Mary Farrelly (48:03)
That's amazing. Well, thank you
so much for being on the show for my one last closing question. So if the person who's listening to this is a parent who's exhausted and scared and unsure of where to start, is one piece of encouragement or one tiny little step, one quick win or, really just that like moment of like, you can do it that you want them to take with them as they head into their sleep tonight.
Jamie (48:27)
Yeah.
Well, the first thing is you can do it. They've already
proven that they're warriors. So your baby's got this. It can take some time, but everything is a season and we will move past from what you're currently in and moving into, you know, a little bit more of a relaxed state, not as anxious, right? And then something that you can try super simple when you do get home is, you know, a room environment. Let's start with at least a room environment, a dark room or a red light.
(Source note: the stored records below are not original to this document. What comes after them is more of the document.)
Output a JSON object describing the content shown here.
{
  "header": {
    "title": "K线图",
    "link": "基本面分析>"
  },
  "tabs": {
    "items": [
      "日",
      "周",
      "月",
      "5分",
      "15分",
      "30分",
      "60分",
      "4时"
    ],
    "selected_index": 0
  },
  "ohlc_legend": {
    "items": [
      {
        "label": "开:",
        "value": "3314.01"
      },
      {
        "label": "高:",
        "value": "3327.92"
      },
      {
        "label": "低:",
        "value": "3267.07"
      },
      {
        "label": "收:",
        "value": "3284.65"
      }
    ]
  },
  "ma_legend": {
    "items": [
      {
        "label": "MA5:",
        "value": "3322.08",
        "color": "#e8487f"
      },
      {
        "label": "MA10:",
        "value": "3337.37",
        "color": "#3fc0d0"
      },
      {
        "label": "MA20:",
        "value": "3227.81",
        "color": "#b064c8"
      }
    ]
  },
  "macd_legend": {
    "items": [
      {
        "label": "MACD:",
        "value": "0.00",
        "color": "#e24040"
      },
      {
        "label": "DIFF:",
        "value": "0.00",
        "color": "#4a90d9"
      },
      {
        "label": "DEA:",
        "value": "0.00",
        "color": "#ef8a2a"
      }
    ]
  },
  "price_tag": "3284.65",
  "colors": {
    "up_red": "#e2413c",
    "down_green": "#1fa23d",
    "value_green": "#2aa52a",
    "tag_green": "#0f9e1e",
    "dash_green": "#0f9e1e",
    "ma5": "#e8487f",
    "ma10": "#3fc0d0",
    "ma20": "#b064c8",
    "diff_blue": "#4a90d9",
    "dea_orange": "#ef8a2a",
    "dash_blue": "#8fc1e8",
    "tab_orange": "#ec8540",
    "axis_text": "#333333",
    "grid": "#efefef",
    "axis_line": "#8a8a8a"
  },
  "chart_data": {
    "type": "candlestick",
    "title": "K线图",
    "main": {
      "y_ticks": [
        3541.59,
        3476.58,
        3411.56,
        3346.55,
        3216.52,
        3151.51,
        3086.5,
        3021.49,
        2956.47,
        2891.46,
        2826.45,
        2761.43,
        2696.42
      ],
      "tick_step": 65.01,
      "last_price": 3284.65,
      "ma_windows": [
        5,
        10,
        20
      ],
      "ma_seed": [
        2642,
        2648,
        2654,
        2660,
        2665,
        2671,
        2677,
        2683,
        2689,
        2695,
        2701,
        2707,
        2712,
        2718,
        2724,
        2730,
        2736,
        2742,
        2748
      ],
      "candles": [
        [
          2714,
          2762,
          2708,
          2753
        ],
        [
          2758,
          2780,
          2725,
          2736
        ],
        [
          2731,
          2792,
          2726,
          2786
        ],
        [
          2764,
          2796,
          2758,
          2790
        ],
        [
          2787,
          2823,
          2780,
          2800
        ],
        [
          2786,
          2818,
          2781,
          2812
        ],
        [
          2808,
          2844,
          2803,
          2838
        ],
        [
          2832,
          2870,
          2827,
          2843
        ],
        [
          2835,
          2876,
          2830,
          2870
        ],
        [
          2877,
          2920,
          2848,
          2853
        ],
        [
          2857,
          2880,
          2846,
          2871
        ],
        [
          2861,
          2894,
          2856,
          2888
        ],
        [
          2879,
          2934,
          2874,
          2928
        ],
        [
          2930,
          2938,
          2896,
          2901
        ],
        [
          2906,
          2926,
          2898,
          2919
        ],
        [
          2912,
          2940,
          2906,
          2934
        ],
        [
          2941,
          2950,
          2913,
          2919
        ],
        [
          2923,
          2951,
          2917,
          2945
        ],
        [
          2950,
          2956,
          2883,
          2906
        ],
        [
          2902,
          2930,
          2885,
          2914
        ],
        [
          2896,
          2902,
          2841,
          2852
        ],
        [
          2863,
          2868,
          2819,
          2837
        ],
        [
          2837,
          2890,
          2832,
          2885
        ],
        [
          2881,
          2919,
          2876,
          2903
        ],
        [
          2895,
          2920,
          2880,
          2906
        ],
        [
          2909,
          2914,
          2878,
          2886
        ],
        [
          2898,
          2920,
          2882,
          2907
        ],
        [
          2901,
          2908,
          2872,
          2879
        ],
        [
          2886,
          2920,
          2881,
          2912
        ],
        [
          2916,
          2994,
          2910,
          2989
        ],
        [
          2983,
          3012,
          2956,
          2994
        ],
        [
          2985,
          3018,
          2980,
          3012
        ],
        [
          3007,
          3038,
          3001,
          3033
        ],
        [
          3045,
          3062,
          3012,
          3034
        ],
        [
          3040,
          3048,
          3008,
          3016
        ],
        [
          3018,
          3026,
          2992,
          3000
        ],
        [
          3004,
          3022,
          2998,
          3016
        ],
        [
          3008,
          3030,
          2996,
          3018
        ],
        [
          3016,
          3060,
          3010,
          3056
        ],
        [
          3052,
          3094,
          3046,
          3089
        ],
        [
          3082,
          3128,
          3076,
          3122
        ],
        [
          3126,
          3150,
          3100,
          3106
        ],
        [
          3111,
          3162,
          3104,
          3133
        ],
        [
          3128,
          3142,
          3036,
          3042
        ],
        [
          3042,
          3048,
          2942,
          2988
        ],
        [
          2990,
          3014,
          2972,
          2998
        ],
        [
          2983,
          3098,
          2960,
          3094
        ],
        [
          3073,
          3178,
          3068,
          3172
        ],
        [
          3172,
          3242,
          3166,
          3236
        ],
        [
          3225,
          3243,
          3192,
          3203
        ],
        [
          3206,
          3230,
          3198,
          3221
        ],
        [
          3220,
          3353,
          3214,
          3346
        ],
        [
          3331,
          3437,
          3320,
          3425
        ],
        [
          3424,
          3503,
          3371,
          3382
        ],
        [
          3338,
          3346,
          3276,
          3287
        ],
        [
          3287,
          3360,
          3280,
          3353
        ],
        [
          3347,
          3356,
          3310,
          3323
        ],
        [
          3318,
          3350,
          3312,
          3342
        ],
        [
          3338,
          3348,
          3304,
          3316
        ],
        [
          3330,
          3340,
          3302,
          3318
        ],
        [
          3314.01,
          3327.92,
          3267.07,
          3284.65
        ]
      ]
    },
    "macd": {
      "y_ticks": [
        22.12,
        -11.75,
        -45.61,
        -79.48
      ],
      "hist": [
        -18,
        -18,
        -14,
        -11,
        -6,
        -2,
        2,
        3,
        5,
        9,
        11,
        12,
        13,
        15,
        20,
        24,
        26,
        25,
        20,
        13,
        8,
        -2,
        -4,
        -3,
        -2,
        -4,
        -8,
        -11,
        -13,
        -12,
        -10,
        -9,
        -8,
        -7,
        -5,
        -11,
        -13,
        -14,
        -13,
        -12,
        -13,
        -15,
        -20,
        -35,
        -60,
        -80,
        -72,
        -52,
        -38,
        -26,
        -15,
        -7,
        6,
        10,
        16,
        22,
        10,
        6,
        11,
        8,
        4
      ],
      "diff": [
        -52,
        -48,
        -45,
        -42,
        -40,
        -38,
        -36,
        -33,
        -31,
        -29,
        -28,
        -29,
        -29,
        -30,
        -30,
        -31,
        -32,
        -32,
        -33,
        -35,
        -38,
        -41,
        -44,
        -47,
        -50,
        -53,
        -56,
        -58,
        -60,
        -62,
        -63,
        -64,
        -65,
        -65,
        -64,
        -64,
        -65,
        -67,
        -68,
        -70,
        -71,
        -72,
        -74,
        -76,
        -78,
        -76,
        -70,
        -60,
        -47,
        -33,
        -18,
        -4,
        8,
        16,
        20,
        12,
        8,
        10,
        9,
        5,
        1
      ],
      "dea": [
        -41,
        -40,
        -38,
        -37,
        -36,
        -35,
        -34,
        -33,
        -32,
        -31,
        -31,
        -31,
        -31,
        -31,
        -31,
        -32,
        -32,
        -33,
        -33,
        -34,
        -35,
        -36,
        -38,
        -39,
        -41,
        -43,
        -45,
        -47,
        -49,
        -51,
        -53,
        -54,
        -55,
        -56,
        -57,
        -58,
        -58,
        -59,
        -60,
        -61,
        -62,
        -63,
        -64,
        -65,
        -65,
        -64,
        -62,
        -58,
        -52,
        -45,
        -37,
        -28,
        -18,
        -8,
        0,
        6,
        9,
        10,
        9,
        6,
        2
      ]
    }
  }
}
Let's start with some, you know, ambient noise if that's what they heard in the NICU or move into soft white noise, move into maybe rain sounds, making sure that it's not overstimulating to them, but more on the relaxing side. And then as far as feeding to sleep, go ahead and feed to sleep. It's not anything that you can't get back from when it's time to move to move past it, if you want to move past it. ⁓ But there's great resources out there, you know, get your, get a team together, ask your local, you know, NICU
Nurses and say, hey, who do you know? Do you know anybody that I can reach out to when it comes to sleep after here? ⁓ Because part of it is you want to click with the person that you're working with. So get a little village, a little resource of saying, OK, this is who I can contact when it comes to sleep. And make sure that they understand pre-sleep a little bit before you jump into anything. Ask those types of questions. You have every right. And you want to be comfortable with whatever decisions you make after you don't have doctors and nurses kind of guiding you, you know?
Mary Farrelly (49:39)
Mm-hmm.
Yep. That is one of those gaps that I see NICU Doulas stepping into too, especially those that are doing in-home support in those early-based homes, is having someone who can be your cheerleader as you step into this next year.
Jamie (50:05)
Yeah.
Right. Yeah, because you always
think you're doing everything wrong. Just in general. And then, you know, they're released from the NICU and then you're like, I have to get it right or something's going to go off the rails. And so to have somebody be like, you're OK. Somebody who knows what they're doing, a doula who, you know, specializes in NICU babies. OK, it's like that allows for parents to just get an extra hour of sleep if they need to get an hour of sleep or, you know, and that and that in turn.
Sleep is underrated and that in turn allows you to be more present, more alert, happier, right? If you're already anxious and you're not sleeping, well, it's just gonna get, do you know what I mean? Like it's not gonna get good, right? So, you know, having somebody like that would be, amazing. Get some sleep, refresh, get back in the game when you're awake, you know? Yeah. And am.
Mary Farrelly (50:50)
It doesn't
Yep, and the NICU's only beginning and you're doing a great job. We're
all doing a great job. Older kids and doing all the things. So thank you so much for being with us today, Jamie and hopefully we'll talk again soon.
Jamie (51:07)
Yes we are!
Yes. Thank you, Mary.
Yes, I appreciate it. Thank you so much.